Can someone tell me why IOS firewall keeps the state info for a sesion that is already closed??

THanks in advance.

a-vazquez · ‎12-02-2002

This time of 5 seconds might be given to allow the session to close 'normally'. A segment sent by a TCP 'peer' (say Host A) with the FIN bit set, indicates closing of a connection in one direction only. The other end (Host B) which receives the segment, acknowledges this segment. Now, the session is closed in one direction only. No more data can flow from Host A to Host B (except acknowledgement packets).

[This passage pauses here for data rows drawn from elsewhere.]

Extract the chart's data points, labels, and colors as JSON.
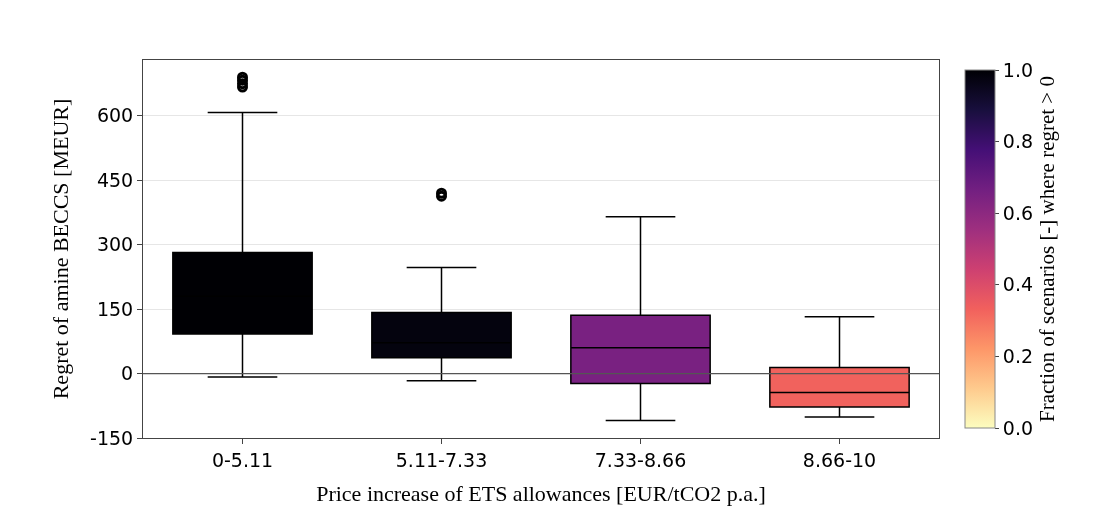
{
  "chart_data": {
    "type": "box",
    "xlabel": "Price increase of ETS allowances [EUR/tCO2 p.a.]",
    "ylabel": "Regret of amine BECCS [MEUR]",
    "clabel": "Fraction of scenarios [-] where regret > 0",
    "categories": [
      "0-5.11",
      "5.11-7.33",
      "7.33-8.66",
      "8.66-10"
    ],
    "boxes": [
      {
        "low": -8,
        "q1": 92,
        "median": 180,
        "q3": 282,
        "high": 608,
        "outliers": [
          667,
          675,
          683,
          690
        ]
      },
      {
        "low": -17,
        "q1": 37,
        "median": 72,
        "q3": 142,
        "high": 247,
        "outliers": [
          413,
          420
        ]
      },
      {
        "low": -109,
        "q1": -23,
        "median": 60,
        "q3": 136,
        "high": 365
      },
      {
        "low": -101,
        "q1": -78,
        "median": -44,
        "q3": 14,
        "high": 132
      }
    ],
    "cvalues": [
      1.0,
      0.98,
      0.65,
      0.33
    ],
    "clim": [
      0,
      1
    ],
    "cticks": [
      {
        "value": 0,
        "label": "0.0"
      },
      0.2,
      0.4,
      0.6,
      0.8,
      {
        "value": 1,
        "label": "1.0"
      }
    ],
    "ylim": [
      -150,
      730
    ],
    "yticks": [
      -150,
      0,
      150,
      300,
      450,
      600
    ],
    "grid": "y",
    "ref_lines": [
      {
        "axis": "y",
        "value": 0,
        "color": "#555555"
      }
    ]
  }
}
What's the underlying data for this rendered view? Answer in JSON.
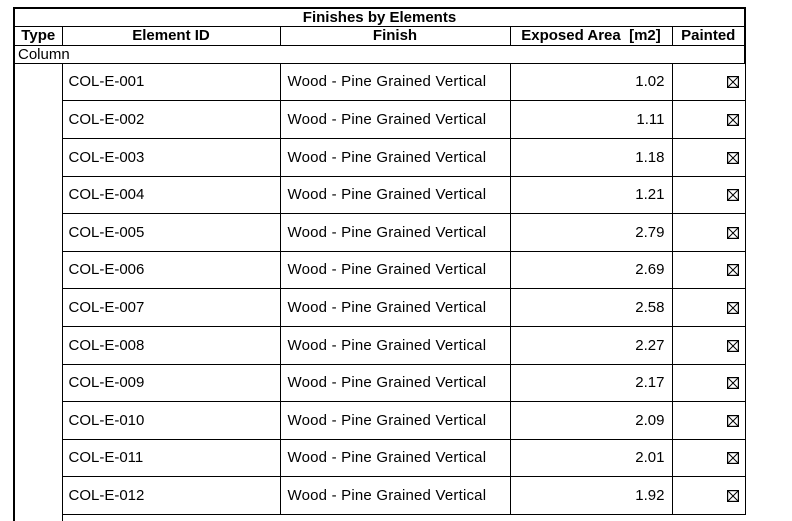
{
  "schedule": {
    "title": "Finishes by Elements",
    "columns": [
      "Type",
      "Element ID",
      "Finish",
      "Exposed Area  [m2]",
      "Painted"
    ],
    "group_label": "Column",
    "checkbox_icon": "checked-box-x",
    "colors": {
      "border": "#000000",
      "text": "#000000",
      "background": "#ffffff"
    },
    "rows": [
      {
        "element_id": "COL-E-001",
        "finish": "Wood - Pine Grained Vertical",
        "exposed_area": "1.02",
        "painted": true
      },
      {
        "element_id": "COL-E-002",
        "finish": "Wood - Pine Grained Vertical",
        "exposed_area": "1.11",
        "painted": true
      },
      {
        "element_id": "COL-E-003",
        "finish": "Wood - Pine Grained Vertical",
        "exposed_area": "1.18",
        "painted": true
      },
      {
        "element_id": "COL-E-004",
        "finish": "Wood - Pine Grained Vertical",
        "exposed_area": "1.21",
        "painted": true
      },
      {
        "element_id": "COL-E-005",
        "finish": "Wood - Pine Grained Vertical",
        "exposed_area": "2.79",
        "painted": true
      },
      {
        "element_id": "COL-E-006",
        "finish": "Wood - Pine Grained Vertical",
        "exposed_area": "2.69",
        "painted": true
      },
      {
        "element_id": "COL-E-007",
        "finish": "Wood - Pine Grained Vertical",
        "exposed_area": "2.58",
        "painted": true
      },
      {
        "element_id": "COL-E-008",
        "finish": "Wood - Pine Grained Vertical",
        "exposed_area": "2.27",
        "painted": true
      },
      {
        "element_id": "COL-E-009",
        "finish": "Wood - Pine Grained Vertical",
        "exposed_area": "2.17",
        "painted": true
      },
      {
        "element_id": "COL-E-010",
        "finish": "Wood - Pine Grained Vertical",
        "exposed_area": "2.09",
        "painted": true
      },
      {
        "element_id": "COL-E-011",
        "finish": "Wood - Pine Grained Vertical",
        "exposed_area": "2.01",
        "painted": true
      },
      {
        "element_id": "COL-E-012",
        "finish": "Wood - Pine Grained Vertical",
        "exposed_area": "1.92",
        "painted": true
      }
    ]
  }
}
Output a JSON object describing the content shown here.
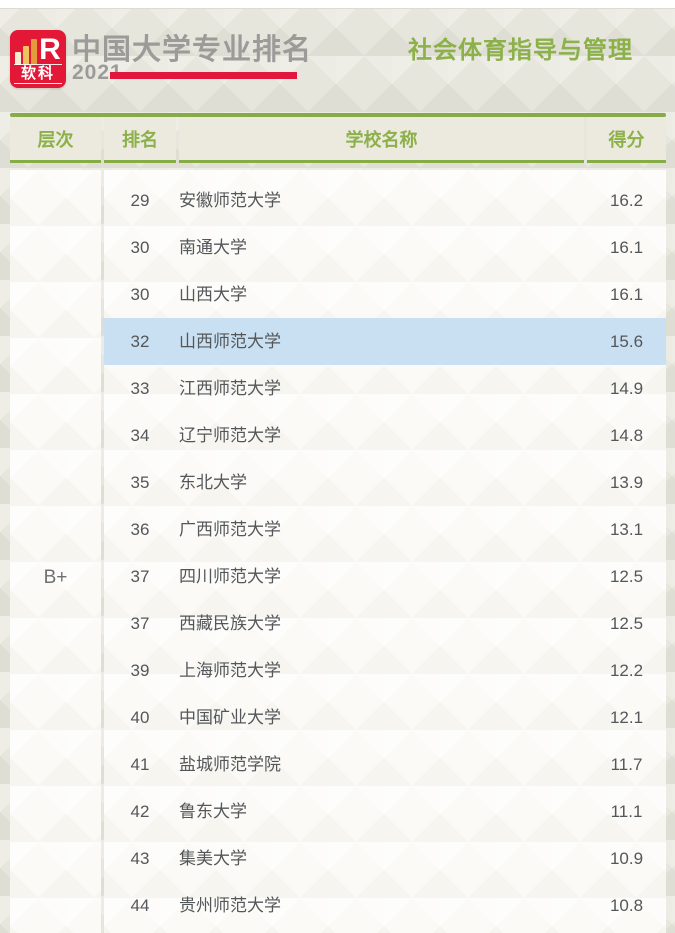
{
  "brand": {
    "logo_text": "软科",
    "logo_r": "R",
    "title": "中国大学专业排名",
    "year": "2021"
  },
  "page": {
    "subject_title": "社会体育指导与管理"
  },
  "table": {
    "headers": {
      "tier": "层次",
      "rank": "排名",
      "school": "学校名称",
      "score": "得分"
    },
    "tier_label": "B+",
    "rows": [
      {
        "rank": "29",
        "school": "安徽师范大学",
        "score": "16.2",
        "highlighted": false
      },
      {
        "rank": "30",
        "school": "南通大学",
        "score": "16.1",
        "highlighted": false
      },
      {
        "rank": "30",
        "school": "山西大学",
        "score": "16.1",
        "highlighted": false
      },
      {
        "rank": "32",
        "school": "山西师范大学",
        "score": "15.6",
        "highlighted": true
      },
      {
        "rank": "33",
        "school": "江西师范大学",
        "score": "14.9",
        "highlighted": false
      },
      {
        "rank": "34",
        "school": "辽宁师范大学",
        "score": "14.8",
        "highlighted": false
      },
      {
        "rank": "35",
        "school": "东北大学",
        "score": "13.9",
        "highlighted": false
      },
      {
        "rank": "36",
        "school": "广西师范大学",
        "score": "13.1",
        "highlighted": false
      },
      {
        "rank": "37",
        "school": "四川师范大学",
        "score": "12.5",
        "highlighted": false
      },
      {
        "rank": "37",
        "school": "西藏民族大学",
        "score": "12.5",
        "highlighted": false
      },
      {
        "rank": "39",
        "school": "上海师范大学",
        "score": "12.2",
        "highlighted": false
      },
      {
        "rank": "40",
        "school": "中国矿业大学",
        "score": "12.1",
        "highlighted": false
      },
      {
        "rank": "41",
        "school": "盐城师范学院",
        "score": "11.7",
        "highlighted": false
      },
      {
        "rank": "42",
        "school": "鲁东大学",
        "score": "11.1",
        "highlighted": false
      },
      {
        "rank": "43",
        "school": "集美大学",
        "score": "10.9",
        "highlighted": false
      },
      {
        "rank": "44",
        "school": "贵州师范大学",
        "score": "10.8",
        "highlighted": false
      }
    ]
  },
  "colors": {
    "accent_green": "#8cb04a",
    "line_green": "#86ac48",
    "brand_red": "#e2173d",
    "logo_red": "#e31837",
    "highlight_blue": "#c9e0f2",
    "page_bg": "#e7e6dd",
    "panel_bg": "#fbfaf6",
    "text_dark": "#54575a",
    "text_gray": "#9b9b99"
  }
}
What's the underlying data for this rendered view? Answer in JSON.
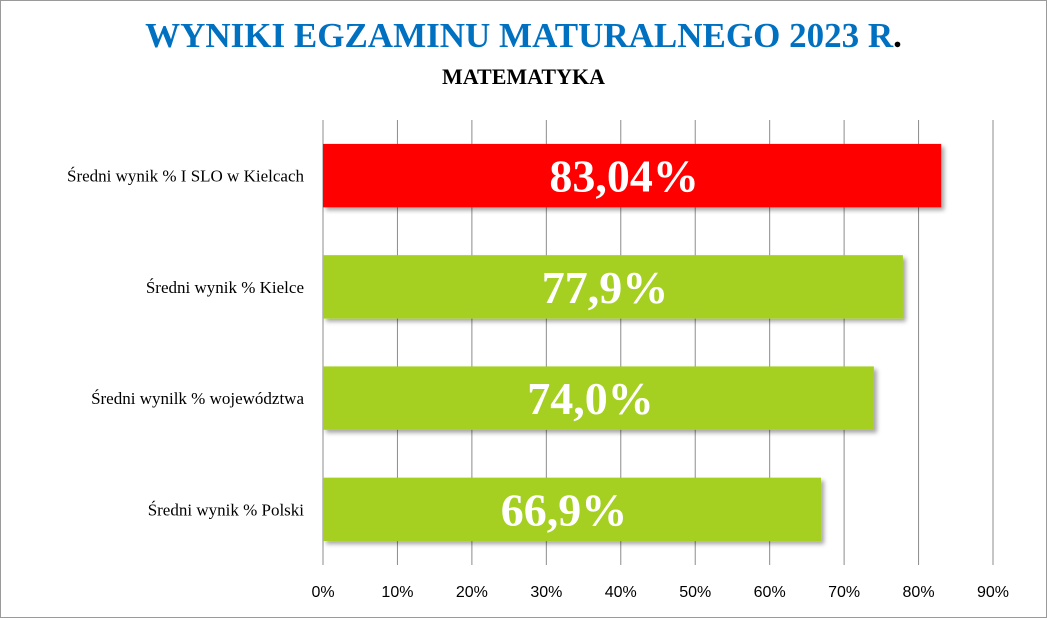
{
  "title_main": "WYNIKI EGZAMINU MATURALNEGO 2023 R",
  "title_dot": ".",
  "subtitle": "MATEMATYKA",
  "chart_data": {
    "type": "bar",
    "orientation": "horizontal",
    "title": "WYNIKI EGZAMINU MATURALNEGO 2023 R.",
    "subtitle": "MATEMATYKA",
    "categories": [
      "Średni wynik % I SLO w Kielcach",
      "Średni wynik % Kielce",
      "Średni wynilk % województwa",
      "Średni wynik % Polski"
    ],
    "values": [
      83.04,
      77.9,
      74.0,
      66.9
    ],
    "data_labels": [
      "83,04%",
      "77,9%",
      "74,0%",
      "66,9%"
    ],
    "bar_colors": [
      "#ff0000",
      "#a5d022",
      "#a5d022",
      "#a5d022"
    ],
    "xlim": [
      0,
      90
    ],
    "x_ticks": [
      0,
      10,
      20,
      30,
      40,
      50,
      60,
      70,
      80,
      90
    ],
    "x_tick_labels": [
      "0%",
      "10%",
      "20%",
      "30%",
      "40%",
      "50%",
      "60%",
      "70%",
      "80%",
      "90%"
    ],
    "grid": "vertical",
    "legend": "none"
  }
}
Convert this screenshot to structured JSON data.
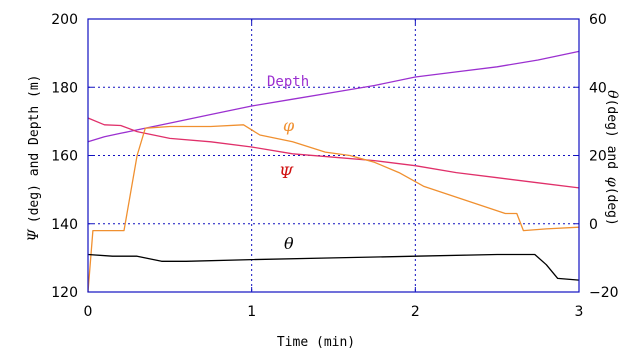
{
  "chart_data": {
    "type": "line",
    "title": "",
    "xlabel": "Time (min)",
    "xlim": [
      0,
      3
    ],
    "x_ticks": [
      0,
      1,
      2,
      3
    ],
    "ylabel_left": {
      "sym1": "Ψ",
      "mid": "(deg) and Depth (m)"
    },
    "ylim_left": [
      120,
      200
    ],
    "y_ticks_left": [
      120,
      140,
      160,
      180,
      200
    ],
    "ylabel_right": {
      "sym1": "θ",
      "mid": "(deg) and ",
      "sym2": "φ",
      "tail": "(deg)"
    },
    "ylim_right": [
      -20,
      60
    ],
    "y_ticks_right": [
      "−20",
      "0",
      "20",
      "40",
      "60"
    ],
    "y_ticks_right_values": [
      -20,
      0,
      20,
      40,
      60
    ],
    "grid": "dotted",
    "series": [
      {
        "name": "Depth",
        "axis": "left",
        "color": "#9b30d0",
        "x": [
          0,
          0.1,
          0.2,
          0.3,
          0.5,
          0.75,
          1.0,
          1.25,
          1.5,
          1.75,
          2.0,
          2.25,
          2.5,
          2.75,
          3.0
        ],
        "y": [
          164,
          165.5,
          166.5,
          167.5,
          169.5,
          172,
          174.5,
          176.5,
          178.5,
          180.5,
          183,
          184.5,
          186,
          188,
          190.5
        ]
      },
      {
        "name": "Ψ",
        "axis": "left",
        "color": "#e0306a",
        "x": [
          0,
          0.1,
          0.2,
          0.3,
          0.5,
          0.75,
          1.0,
          1.25,
          1.5,
          1.75,
          2.0,
          2.25,
          2.5,
          2.75,
          3.0
        ],
        "y": [
          171,
          169,
          168.8,
          167,
          165,
          164,
          162.5,
          160.5,
          159.5,
          158.5,
          157,
          155,
          153.5,
          152,
          150.5
        ]
      },
      {
        "name": "φ",
        "axis": "right",
        "color": "#f09030",
        "x": [
          0,
          0.03,
          0.1,
          0.22,
          0.3,
          0.35,
          0.5,
          0.75,
          0.95,
          1.05,
          1.25,
          1.45,
          1.6,
          1.75,
          1.9,
          2.05,
          2.3,
          2.55,
          2.62,
          2.66,
          2.8,
          3.0
        ],
        "y": [
          -20,
          -2,
          -2,
          -2,
          20,
          28,
          28.5,
          28.5,
          29,
          26,
          24,
          21,
          20,
          18,
          15,
          11,
          7,
          3,
          3,
          -2,
          -1.5,
          -1
        ]
      },
      {
        "name": "θ",
        "axis": "right",
        "color": "#000000",
        "x": [
          0,
          0.15,
          0.3,
          0.45,
          0.6,
          1.0,
          1.5,
          2.0,
          2.5,
          2.73,
          2.8,
          2.87,
          3.0
        ],
        "y": [
          -9,
          -9.5,
          -9.5,
          -11,
          -11,
          -10.5,
          -10,
          -9.5,
          -9,
          -9,
          -12,
          -16,
          -16.5
        ]
      }
    ],
    "annotations": [
      {
        "text": "Depth",
        "color": "#9b30d0"
      },
      {
        "text": "φ",
        "color": "#f09030"
      },
      {
        "text": "Ψ",
        "color": "#d01010"
      },
      {
        "text": "θ",
        "color": "#000000"
      }
    ],
    "frame_color": "#1010c0"
  }
}
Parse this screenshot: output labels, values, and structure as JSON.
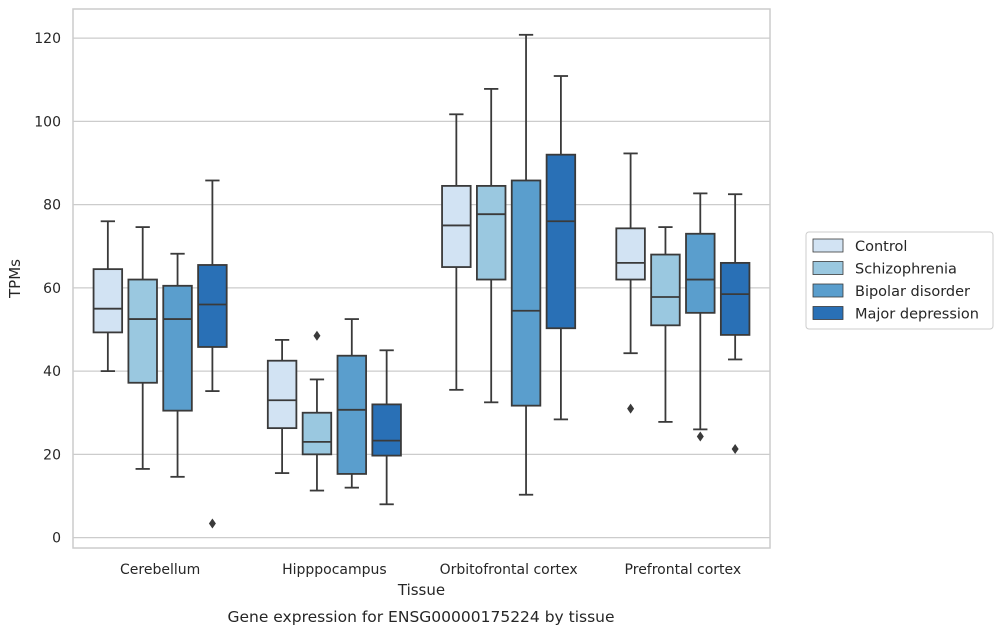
{
  "chart_data": {
    "type": "box",
    "xlabel": "Tissue",
    "ylabel": "TPMs",
    "caption": "Gene expression for ENSG00000175224 by tissue",
    "ylim": [
      -2.5,
      127
    ],
    "yticks": [
      0,
      20,
      40,
      60,
      80,
      100,
      120
    ],
    "grid": "horizontal",
    "legend_position": "right, outside plot",
    "categories": [
      "Cerebellum",
      "Hipppocampus",
      "Orbitofrontal cortex",
      "Prefrontal cortex"
    ],
    "series": [
      {
        "name": "Control",
        "color": "#d2e3f3",
        "boxes": [
          {
            "whislo": 40.0,
            "q1": 49.3,
            "med": 55.0,
            "q3": 64.5,
            "whishi": 76.0,
            "fliers": []
          },
          {
            "whislo": 15.5,
            "q1": 26.3,
            "med": 33.0,
            "q3": 42.5,
            "whishi": 47.5,
            "fliers": []
          },
          {
            "whislo": 35.5,
            "q1": 65.0,
            "med": 75.0,
            "q3": 84.5,
            "whishi": 101.7,
            "fliers": []
          },
          {
            "whislo": 44.3,
            "q1": 62.0,
            "med": 66.0,
            "q3": 74.3,
            "whishi": 92.3,
            "fliers": [
              31.0
            ]
          }
        ]
      },
      {
        "name": "Schizophrenia",
        "color": "#9ac8e0",
        "boxes": [
          {
            "whislo": 16.5,
            "q1": 37.2,
            "med": 52.5,
            "q3": 62.0,
            "whishi": 74.6,
            "fliers": []
          },
          {
            "whislo": 11.3,
            "q1": 20.0,
            "med": 23.0,
            "q3": 30.0,
            "whishi": 38.0,
            "fliers": [
              48.5
            ]
          },
          {
            "whislo": 32.5,
            "q1": 62.0,
            "med": 77.7,
            "q3": 84.5,
            "whishi": 107.8,
            "fliers": []
          },
          {
            "whislo": 27.8,
            "q1": 51.0,
            "med": 57.8,
            "q3": 68.0,
            "whishi": 74.6,
            "fliers": []
          }
        ]
      },
      {
        "name": "Bipolar disorder",
        "color": "#5a9ecd",
        "boxes": [
          {
            "whislo": 14.6,
            "q1": 30.5,
            "med": 52.5,
            "q3": 60.5,
            "whishi": 68.2,
            "fliers": []
          },
          {
            "whislo": 12.0,
            "q1": 15.3,
            "med": 30.7,
            "q3": 43.7,
            "whishi": 52.5,
            "fliers": []
          },
          {
            "whislo": 10.3,
            "q1": 31.7,
            "med": 54.5,
            "q3": 85.8,
            "whishi": 120.8,
            "fliers": []
          },
          {
            "whislo": 26.0,
            "q1": 54.0,
            "med": 62.0,
            "q3": 73.0,
            "whishi": 82.7,
            "fliers": [
              24.3
            ]
          }
        ]
      },
      {
        "name": "Major depression",
        "color": "#2970b6",
        "boxes": [
          {
            "whislo": 35.2,
            "q1": 45.8,
            "med": 56.0,
            "q3": 65.5,
            "whishi": 85.8,
            "fliers": [
              3.4
            ]
          },
          {
            "whislo": 8.0,
            "q1": 19.7,
            "med": 23.3,
            "q3": 32.0,
            "whishi": 45.0,
            "fliers": []
          },
          {
            "whislo": 28.4,
            "q1": 50.3,
            "med": 76.0,
            "q3": 92.0,
            "whishi": 110.9,
            "fliers": []
          },
          {
            "whislo": 42.8,
            "q1": 48.7,
            "med": 58.5,
            "q3": 66.0,
            "whishi": 82.5,
            "fliers": [
              21.3
            ]
          }
        ]
      }
    ]
  },
  "theme": {
    "axis_color": "#cccccc",
    "grid_color": "#cccccc",
    "line_color": "#3a3a3a"
  }
}
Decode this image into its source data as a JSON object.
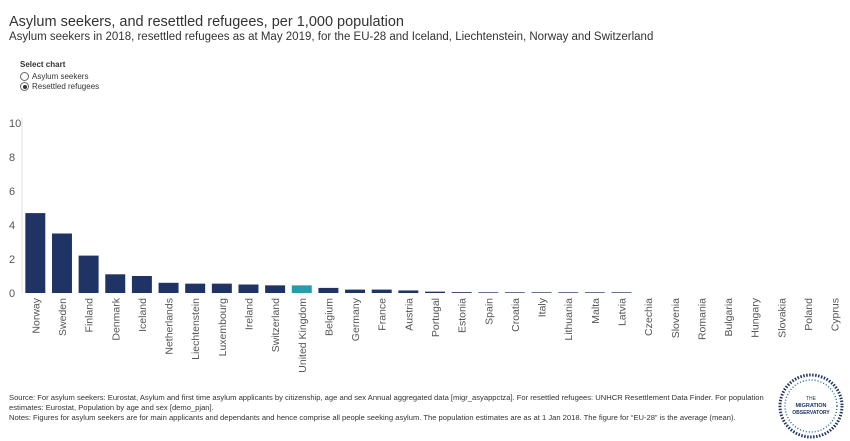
{
  "header": {
    "title": "Asylum seekers, and resettled refugees, per 1,000 population",
    "subtitle": "Asylum seekers in 2018, resettled refugees as at May 2019, for the EU-28 and Iceland, Liechtenstein, Norway and Switzerland"
  },
  "selector": {
    "title": "Select chart",
    "options": [
      "Asylum seekers",
      "Resettled refugees"
    ],
    "selected": "Resettled refugees"
  },
  "colors": {
    "bar": "#1f3464",
    "highlight": "#2a9bab",
    "axis_text": "#555555"
  },
  "chart_data": {
    "type": "bar",
    "categories": [
      "Norway",
      "Sweden",
      "Finland",
      "Denmark",
      "Iceland",
      "Netherlands",
      "Liechtenstein",
      "Luxembourg",
      "Ireland",
      "Switzerland",
      "United Kingdom",
      "Belgium",
      "Germany",
      "France",
      "Austria",
      "Portugal",
      "Estonia",
      "Spain",
      "Croatia",
      "Italy",
      "Lithuania",
      "Malta",
      "Latvia",
      "Czechia",
      "Slovenia",
      "Romania",
      "Bulgaria",
      "Hungary",
      "Slovakia",
      "Poland",
      "Cyprus"
    ],
    "values": [
      4.7,
      3.5,
      2.2,
      1.1,
      1.0,
      0.6,
      0.55,
      0.55,
      0.5,
      0.45,
      0.45,
      0.3,
      0.2,
      0.2,
      0.15,
      0.08,
      0.05,
      0.04,
      0.04,
      0.04,
      0.04,
      0.04,
      0.04,
      0,
      0,
      0,
      0,
      0,
      0,
      0,
      0
    ],
    "highlight": "United Kingdom",
    "title": "Asylum seekers, and resettled refugees, per 1,000 population",
    "xlabel": "",
    "ylabel": "",
    "ylim": [
      0,
      10
    ],
    "yticks": [
      0,
      2,
      4,
      6,
      8,
      10
    ],
    "grid": false
  },
  "footer": {
    "source": "Source: For asylum seekers: Eurostat, Asylum and first time asylum applicants by citizenship, age and sex Annual aggregated data [migr_asyappctza]. For resettled refugees: UNHCR Resettlement Data Finder. For population estimates: Eurostat, Population by age and sex [demo_pjan].",
    "notes": "Notes: Figures for asylum seekers are for main applicants and dependants and hence comprise all people seeking asylum. The population estimates are as at 1 Jan 2018. The figure for “EU-28” is the average (mean)."
  },
  "logo": {
    "line1": "THE",
    "line2": "MIGRATION",
    "line3": "OBSERVATORY"
  }
}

However, data can continue to flow in the other direction, from Host B to Host A, till Host B too decides that it would like to close the session to A. That is when B sends a segment with the FIN bit set to Host A. It is only now that TCP deletes it's record of the coneection.

I guess, on receiving a FIN segment, the firewall expects the session to be closed in the other direction too. What it might be doing is to give 5 secs for the process to be over, after which it forces the record to be cleared. I feel, this does make sense from the security point of view, where sufficient time is given for normal termination of connection after which the connection is cleared any way.